ANTIOCH -- Voters here may be asked this November if they are willing to pay to boost the city's short-staffed police department. But before posing that question, Antioch leaders want to have a firm grasp on the facts.

The City Council asked this week for more information about three possible ways to increase revenue: a sales tax, a property tax or a tax on certain businesses, namely landlords.

The council also requested some sort of residential poll be conducted.

"Public opinion is very important to me.

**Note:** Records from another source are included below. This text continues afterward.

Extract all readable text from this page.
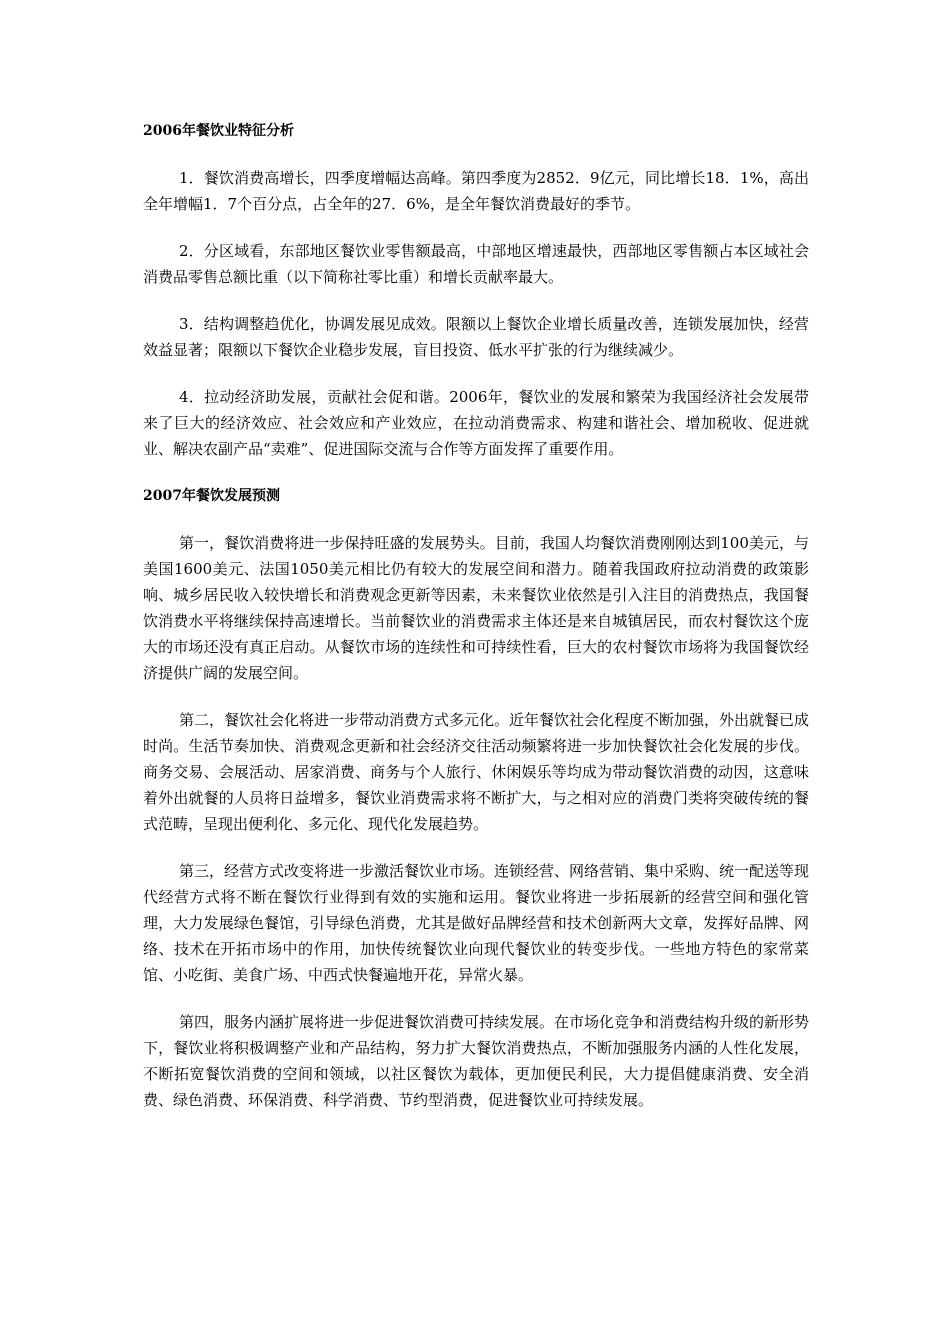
2006年餐饮业特征分析

1．餐饮消费高增长，四季度增幅达高峰。第四季度为2852．9亿元，同比增长18．1%，高出全年增幅1．7个百分点，占全年的27．6%，是全年餐饮消费最好的季节。

2．分区域看，东部地区餐饮业零售额最高，中部地区增速最快，西部地区零售额占本区域社会消费品零售总额比重（以下简称社零比重）和增长贡献率最大。

3．结构调整趋优化，协调发展见成效。限额以上餐饮企业增长质量改善，连锁发展加快，经营效益显著；限额以下餐饮企业稳步发展，盲目投资、低水平扩张的行为继续减少。

4．拉动经济助发展，贡献社会促和谐。2006年，餐饮业的发展和繁荣为我国经济社会发展带来了巨大的经济效应、社会效应和产业效应，在拉动消费需求、构建和谐社会、增加税收、促进就业、解决农副产品“卖难”、促进国际交流与合作等方面发挥了重要作用。

2007年餐饮发展预测

第一，餐饮消费将进一步保持旺盛的发展势头。目前，我国人均餐饮消费刚刚达到100美元，与美国1600美元、法国1050美元相比仍有较大的发展空间和潜力。随着我国政府拉动消费的政策影响、城乡居民收入较快增长和消费观念更新等因素，未来餐饮业依然是引入注目的消费热点，我国餐饮消费水平将继续保持高速增长。当前餐饮业的消费需求主体还是来自城镇居民，而农村餐饮这个庞大的市场还没有真正启动。从餐饮市场的连续性和可持续性看，巨大的农村餐饮市场将为我国餐饮经济提供广阔的发展空间。

第二，餐饮社会化将进一步带动消费方式多元化。近年餐饮社会化程度不断加强，外出就餐已成时尚。生活节奏加快、消费观念更新和社会经济交往活动频繁将进一步加快餐饮社会化发展的步伐。商务交易、会展活动、居家消费、商务与个人旅行、休闲娱乐等均成为带动餐饮消费的动因，这意味着外出就餐的人员将日益增多，餐饮业消费需求将不断扩大，与之相对应的消费门类将突破传统的餐式范畴，呈现出便利化、多元化、现代化发展趋势。

第三，经营方式改变将进一步激活餐饮业市场。连锁经营、网络营销、集中采购、统一配送等现代经营方式将不断在餐饮行业得到有效的实施和运用。餐饮业将进一步拓展新的经营空间和强化管理，大力发展绿色餐馆，引导绿色消费，尤其是做好品牌经营和技术创新两大文章，发挥好品牌、网络、技术在开拓市场中的作用，加快传统餐饮业向现代餐饮业的转变步伐。一些地方特色的家常菜馆、小吃街、美食广场、中西式快餐遍地开花，异常火暴。

第四，服务内涵扩展将进一步促进餐饮消费可持续发展。在市场化竞争和消费结构升级的新形势下，餐饮业将积极调整产业和产品结构，努力扩大餐饮消费热点，不断加强服务内涵的人性化发展，不断拓宽餐饮消费的空间和领域，以社区餐饮为载体，更加便民利民，大力提倡健康消费、安全消费、绿色消费、环保消费、科学消费、节约型消费，促进餐饮业可持续发展。
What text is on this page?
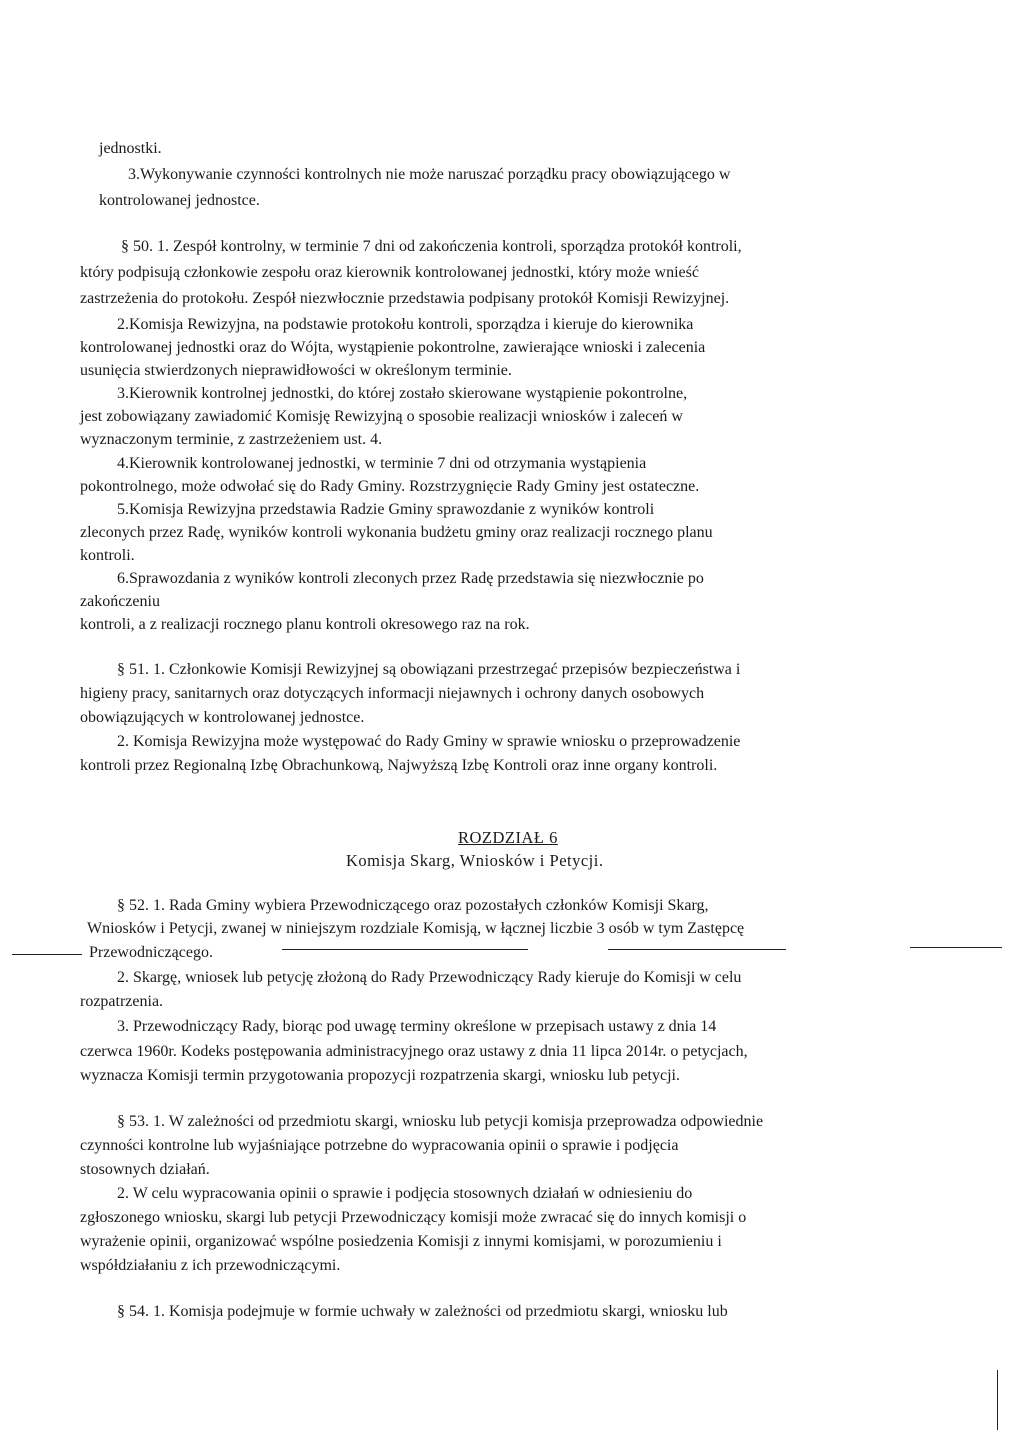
jednostki.

3.Wykonywanie czynności kontrolnych nie może naruszać porządku pracy obowiązującego w

kontrolowanej jednostce.

§ 50. 1. Zespół kontrolny, w terminie 7 dni od zakończenia kontroli, sporządza protokół kontroli,

który podpisują członkowie zespołu oraz kierownik kontrolowanej jednostki, który może wnieść

zastrzeżenia do protokołu. Zespół niezwłocznie przedstawia podpisany protokół Komisji Rewizyjnej.

2.Komisja Rewizyjna, na podstawie protokołu kontroli, sporządza i kieruje do kierownika

kontrolowanej jednostki oraz do Wójta, wystąpienie pokontrolne, zawierające wnioski i zalecenia

usunięcia stwierdzonych nieprawidłowości w określonym terminie.

3.Kierownik kontrolnej jednostki, do której zostało skierowane wystąpienie pokontrolne,

jest zobowiązany zawiadomić Komisję Rewizyjną o sposobie realizacji wniosków i zaleceń w

wyznaczonym terminie, z zastrzeżeniem ust. 4.

4.Kierownik kontrolowanej jednostki, w terminie 7 dni od otrzymania wystąpienia

pokontrolnego, może odwołać się do Rady Gminy. Rozstrzygnięcie Rady Gminy jest ostateczne.

5.Komisja Rewizyjna przedstawia Radzie Gminy sprawozdanie z wyników kontroli

zleconych przez Radę, wyników kontroli wykonania budżetu gminy oraz realizacji rocznego planu

kontroli.

6.Sprawozdania z wyników kontroli zleconych przez Radę przedstawia się niezwłocznie po

zakończeniu

kontroli, a z realizacji rocznego planu kontroli okresowego raz na rok.

§ 51. 1. Członkowie Komisji Rewizyjnej są obowiązani przestrzegać przepisów bezpieczeństwa i

higieny pracy, sanitarnych oraz dotyczących informacji niejawnych i ochrony danych osobowych

obowiązujących w kontrolowanej jednostce.

2. Komisja Rewizyjna może występować do Rady Gminy w sprawie wniosku o przeprowadzenie

kontroli przez Regionalną Izbę Obrachunkową, Najwyższą Izbę Kontroli oraz inne organy kontroli.

ROZDZIAŁ 6

Komisja Skarg, Wniosków i Petycji.

§ 52. 1. Rada Gminy wybiera Przewodniczącego oraz pozostałych członków Komisji Skarg,

Wniosków i Petycji, zwanej w niniejszym rozdziale Komisją, w łącznej liczbie 3 osób w tym Zastępcę

Przewodniczącego.

2. Skargę, wniosek lub petycję złożoną do Rady Przewodniczący Rady kieruje do Komisji w celu

rozpatrzenia.

3. Przewodniczący Rady, biorąc pod uwagę terminy określone w przepisach ustawy z dnia 14

czerwca 1960r. Kodeks postępowania administracyjnego oraz ustawy z dnia 11 lipca 2014r. o petycjach,

wyznacza Komisji termin przygotowania propozycji rozpatrzenia skargi, wniosku lub petycji.

§ 53. 1. W zależności od przedmiotu skargi, wniosku lub petycji komisja przeprowadza odpowiednie

czynności kontrolne lub wyjaśniające potrzebne do wypracowania opinii o sprawie i podjęcia

stosownych działań.

2. W celu wypracowania opinii o sprawie i podjęcia stosownych działań w odniesieniu do

zgłoszonego wniosku, skargi lub petycji Przewodniczący komisji może zwracać się do innych komisji o

wyrażenie opinii, organizować wspólne posiedzenia Komisji z innymi komisjami, w porozumieniu i

współdziałaniu z ich przewodniczącymi.

§ 54. 1. Komisja podejmuje w formie uchwały w zależności od przedmiotu skargi, wniosku lub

The purpose of this is we want to have something that's a success," Councilman Tony Tiscareno said, noting that the price tag for placing a measure on the ballot would be a little more than $250,000.

"If we are going to do something like this, we have to have buy-in from the public."

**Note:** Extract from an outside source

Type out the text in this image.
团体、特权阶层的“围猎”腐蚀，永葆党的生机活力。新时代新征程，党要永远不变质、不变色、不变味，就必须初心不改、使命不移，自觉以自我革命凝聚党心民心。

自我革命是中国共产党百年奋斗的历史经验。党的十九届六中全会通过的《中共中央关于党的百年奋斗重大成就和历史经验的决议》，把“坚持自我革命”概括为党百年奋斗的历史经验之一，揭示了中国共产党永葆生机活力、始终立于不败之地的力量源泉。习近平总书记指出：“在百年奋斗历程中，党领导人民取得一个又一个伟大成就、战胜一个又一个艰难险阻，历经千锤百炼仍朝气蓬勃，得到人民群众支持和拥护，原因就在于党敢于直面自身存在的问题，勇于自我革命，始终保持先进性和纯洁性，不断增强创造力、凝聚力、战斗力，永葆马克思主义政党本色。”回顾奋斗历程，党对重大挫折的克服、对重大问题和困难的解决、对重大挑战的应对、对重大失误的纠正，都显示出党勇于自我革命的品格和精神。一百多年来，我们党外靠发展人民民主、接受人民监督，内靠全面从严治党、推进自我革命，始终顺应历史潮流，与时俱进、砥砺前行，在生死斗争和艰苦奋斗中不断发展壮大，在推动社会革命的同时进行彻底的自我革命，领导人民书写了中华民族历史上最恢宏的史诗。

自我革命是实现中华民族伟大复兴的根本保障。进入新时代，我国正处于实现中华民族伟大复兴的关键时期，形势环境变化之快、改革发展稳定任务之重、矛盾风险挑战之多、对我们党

Antioch is in what Councilman Gary Agopian called a "crime emergency." The city has experienced double-digit increases in its crime rate percentages the past two years, while the number of arrests continues to drop.

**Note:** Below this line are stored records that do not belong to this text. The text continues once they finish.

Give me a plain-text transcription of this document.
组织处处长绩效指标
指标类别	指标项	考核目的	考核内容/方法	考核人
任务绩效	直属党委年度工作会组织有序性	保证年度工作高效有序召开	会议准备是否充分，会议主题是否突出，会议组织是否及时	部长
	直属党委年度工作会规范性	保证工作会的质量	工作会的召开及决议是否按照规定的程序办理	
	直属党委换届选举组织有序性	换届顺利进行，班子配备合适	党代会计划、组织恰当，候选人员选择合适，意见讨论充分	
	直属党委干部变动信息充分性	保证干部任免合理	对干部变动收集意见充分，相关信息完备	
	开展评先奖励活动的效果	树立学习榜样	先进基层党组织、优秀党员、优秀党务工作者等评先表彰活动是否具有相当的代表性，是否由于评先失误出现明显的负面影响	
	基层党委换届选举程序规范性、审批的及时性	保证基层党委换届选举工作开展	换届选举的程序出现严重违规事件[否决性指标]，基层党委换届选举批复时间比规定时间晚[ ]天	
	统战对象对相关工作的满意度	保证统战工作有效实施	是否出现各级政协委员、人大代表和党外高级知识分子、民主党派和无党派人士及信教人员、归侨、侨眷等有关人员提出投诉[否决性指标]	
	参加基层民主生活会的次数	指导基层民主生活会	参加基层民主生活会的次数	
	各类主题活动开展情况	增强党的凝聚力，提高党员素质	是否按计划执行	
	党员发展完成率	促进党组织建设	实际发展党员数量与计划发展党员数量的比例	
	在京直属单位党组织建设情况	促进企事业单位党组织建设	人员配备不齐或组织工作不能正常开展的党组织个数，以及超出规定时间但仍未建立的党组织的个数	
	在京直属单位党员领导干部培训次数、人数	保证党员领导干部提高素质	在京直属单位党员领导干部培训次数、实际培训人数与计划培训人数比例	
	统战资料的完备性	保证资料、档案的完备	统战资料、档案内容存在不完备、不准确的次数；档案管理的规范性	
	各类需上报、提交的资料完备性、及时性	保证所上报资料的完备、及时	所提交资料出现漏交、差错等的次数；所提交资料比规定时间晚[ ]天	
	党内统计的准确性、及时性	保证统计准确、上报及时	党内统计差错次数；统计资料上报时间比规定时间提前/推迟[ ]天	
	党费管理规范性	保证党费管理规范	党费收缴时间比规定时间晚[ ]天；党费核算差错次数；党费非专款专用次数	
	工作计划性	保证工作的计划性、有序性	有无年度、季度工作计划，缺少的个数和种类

"If we do nothing, we are giving our city a death sentence," Agopian said.

The department is staffed at 88 sworn officers, not including a dozen or so on injury leave, Chief Allan Cantando said at Saturday's Coffee with the Cops meeting.

City staff will determine "high, medium and low" price ranges for a sales tax, property tax and business license tax, along with a cost analysis for how much it would cost to return the city to its pre-recession level of 126 sworn officers or a "more optimal" level of 144 officers, City Manager Jim Jakel said.

Agopian's suggestion for a business license tax included freezing license payments from existing businesses for five years, while taxing landlords who own more than one residential property in the city.

Antioch will also examine data from the League of California Cities on how various ballot measures fared in 2012, Jakel said. Upon council request, it will also see if Pittsburg and Concord -- neighboring cities whose voters recently passed half-cent sales tax measures -- have lost any businesses in the wake of the election.

Council members said it is important that any tax measure have strict accountability standards, including a citizen's oversight committee. They also indicated that it should have a sunset provision.

Antioch voters in 2010 defeated a half-cent sales tax ballot measure aimed at restoring city services, including police staffing and code enforcement, as 52 percent voted against it. It needed a simple majority to pass.